Boron as the sodium salt has been used by man for over 2500 years as a flux for welding gold and as an embalming agent by the Egyptians. As supplies became easier to get, namely from Italy, boric acid and borax became increasingly used as a mild antiseptic, especially for eyes and burns.
For the last 200 years, boric acid has often been used as a food preservative, but this use has been recently stopped because it tended to disguise food that was unfit for use as being in a reasonable condition for use. People must have ingested considerable quantities without any ill effect during this period. Much has been used as a simple home remedy for stings and burns, and as a powder to prevent rash.
Boric acid and borax in a 2-3% solution will prevent the growth of most bacteria and will kill many fungi. These substances are readily absorbed by damaged skin and by mucous membranes. 50% of borate is eliminated via the kidneys in the first 12 hours, and 90% of the remainder is gone within a week, in all but extreme doses. Borates are slightly astringent and will tend to allay the pain of burns and wounds. If the dry powder is introduced to the nose, it can bring on sneezing and lacrimation.
These substances are not dangerously toxic, but large doses can be dangerous. Some workers have shown that 3gm boric acid or 5gm borax have no effect on the adult human, while others have reported symptoms at 1-2gm per day. No one is likely to take too much in their food even if they do use a supplement that has only a few milligrams per tablet. Greater absorption is likely to come from a mouthwash or if a borate is applied to damaged skin.
Extensive laboratory studies on both man and animal have not shown the exact role of boron in their metabolism. Patients have been given 10gm per day for extended periods and were still excreting boron after 7 weeks.
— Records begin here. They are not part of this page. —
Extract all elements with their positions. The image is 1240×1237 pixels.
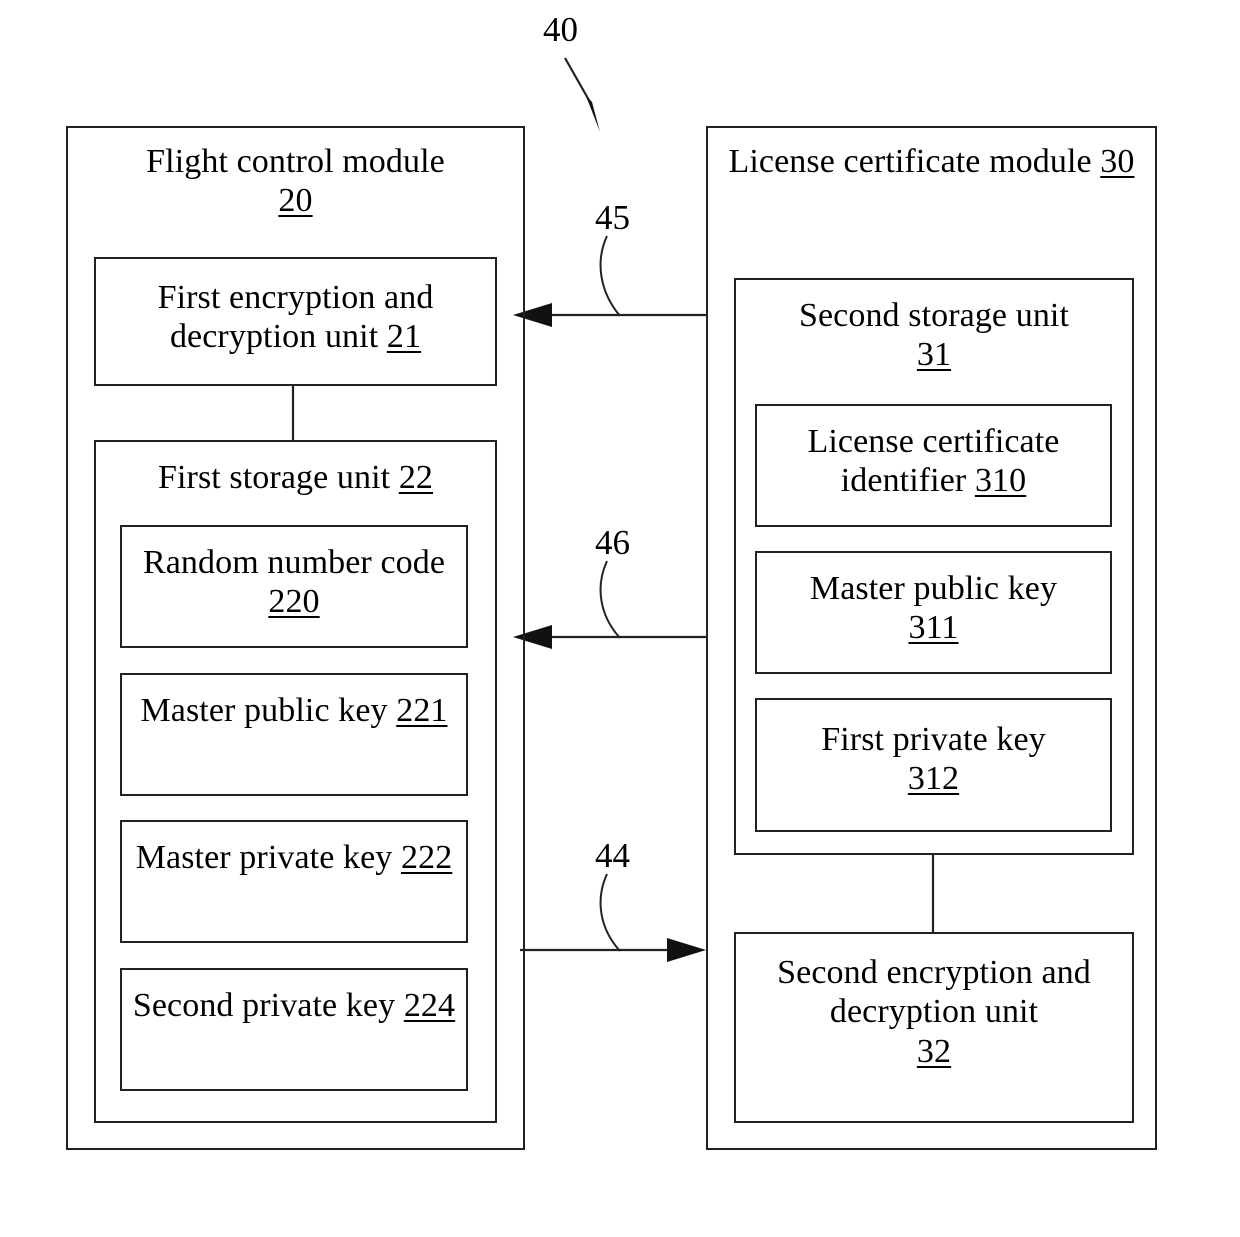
leader-40: [564, 57, 600, 132]
second-encryption-decryption-unit-label: Second encryption and decryption unit 32: [777, 954, 1091, 1070]
master-public-key-311-label: Master public key 311: [809, 570, 1058, 647]
arrow-44: [520, 873, 706, 962]
first-storage-unit-label: First storage unit 22: [157, 459, 434, 496]
license-certificate-identifier-box: License certificate identifier 310: [755, 404, 1112, 527]
connector-label-44: 44: [595, 836, 630, 875]
arrow-45: [513, 235, 706, 327]
connector-label-46: 46: [595, 523, 630, 562]
master-public-key-221-label: Master public key 221: [140, 692, 448, 729]
second-encryption-decryption-unit: Second encryption and decryption unit 32: [734, 932, 1134, 1123]
first-private-key-312-box: First private key 312: [755, 698, 1112, 832]
first-private-key-312-label: First private key 312: [821, 721, 1046, 798]
second-private-key-224-label: Second private key 224: [132, 987, 456, 1024]
license-certificate-module-title: License certificate module 30: [728, 143, 1135, 180]
arrow-46: [513, 560, 706, 649]
master-public-key-311-box: Master public key 311: [755, 551, 1112, 674]
random-number-code-box: Random number code 220: [120, 525, 468, 648]
master-private-key-222-label: Master private key 222: [135, 839, 453, 876]
reference-numeral-40: 40: [543, 10, 578, 49]
first-encryption-decryption-unit-label: First encryption and decryption unit 21: [157, 279, 434, 356]
connector-label-45: 45: [595, 198, 630, 237]
second-storage-unit-label: Second storage unit 31: [798, 297, 1070, 374]
figure-canvas: 40 45 46 44 Flight control module 20 Fir…: [0, 0, 1240, 1237]
master-public-key-221-box: Master public key 221: [120, 673, 468, 796]
master-private-key-222-box: Master private key 222: [120, 820, 468, 943]
license-certificate-identifier-label: License certificate identifier 310: [807, 423, 1060, 500]
second-private-key-224-box: Second private key 224: [120, 968, 468, 1091]
random-number-code-label: Random number code 220: [142, 544, 446, 621]
flight-control-module-title: Flight control module 20: [146, 143, 445, 220]
first-encryption-decryption-unit: First encryption and decryption unit 21: [94, 257, 497, 386]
The acute toxic dose for an adult is from 20-60gm in a single dose, but infants have died with 5gm, yet others lived after being given 9gm boric acid.
In many countries, a boron supplement is being used as a food supplement, and no claims are made, but satisfied users soon tell other people who need it. Over 250,000 people have used a particular supplement with the claim that it corrects between 80 and 90% of all arthritis. No untoward side effects have been noted, but there are some useful side-effects, such as would be noticed if boron were the limiting factor in a person's well-being. Cardiopathies have been corrected, vision has been improved, psoriasis has been much improved, balance has been corrected. Arthritis in horses, cattle, dogs, deer, and goats have all been corrected.
As we use more and more phosphates on our food crops, the availability of soil boron is decreased. It is estimated that most people in western societies ingest about 2mg boron daily. This is based on the analysis of school meals in the U.S.A, but analyses earlier in this century put the figure at 8mg. Observations suggest that boron intake at the level of 5-6mg per day is consistent with the prevention of arthritis. A higher dose may be required for treatment.
Sources of boron include non-citrus fruits such as plums, red grapes, apples, pears, and avocados, as well as in legumes and nuts. It is also present in significant amounts in coffee and red wine. Dried fruits contain a much higher amount of boron than fresh fruit. For example, fresh plums contain 0.45 mg of boron per 100g, but the same weight of dried prunes (about 12 prunes) contains 2.15mg of boron. The typical dietary boron consumption in humans is 1-2 mg/day for adults, but boron requirements may be as high as 9-12mg per day.
The prevalence of arthritis seems to follow inversely the availability of boron in the soil. Jamaica has the least boron and 70% with arthritis. Mauritius has very little and has arthritis. Northern Thailand is very short of boron and much arthritis, but no figures are available. In Fiji, the Indians have much more arthritis than do the Fijians, and the reason is that Indians eat mostly rice while Fijians eat mostly starch root vegetables, which contains more boron.
No protective effect of boron has been noted against breast, colorectal, uterine, cervical, or skin cancers.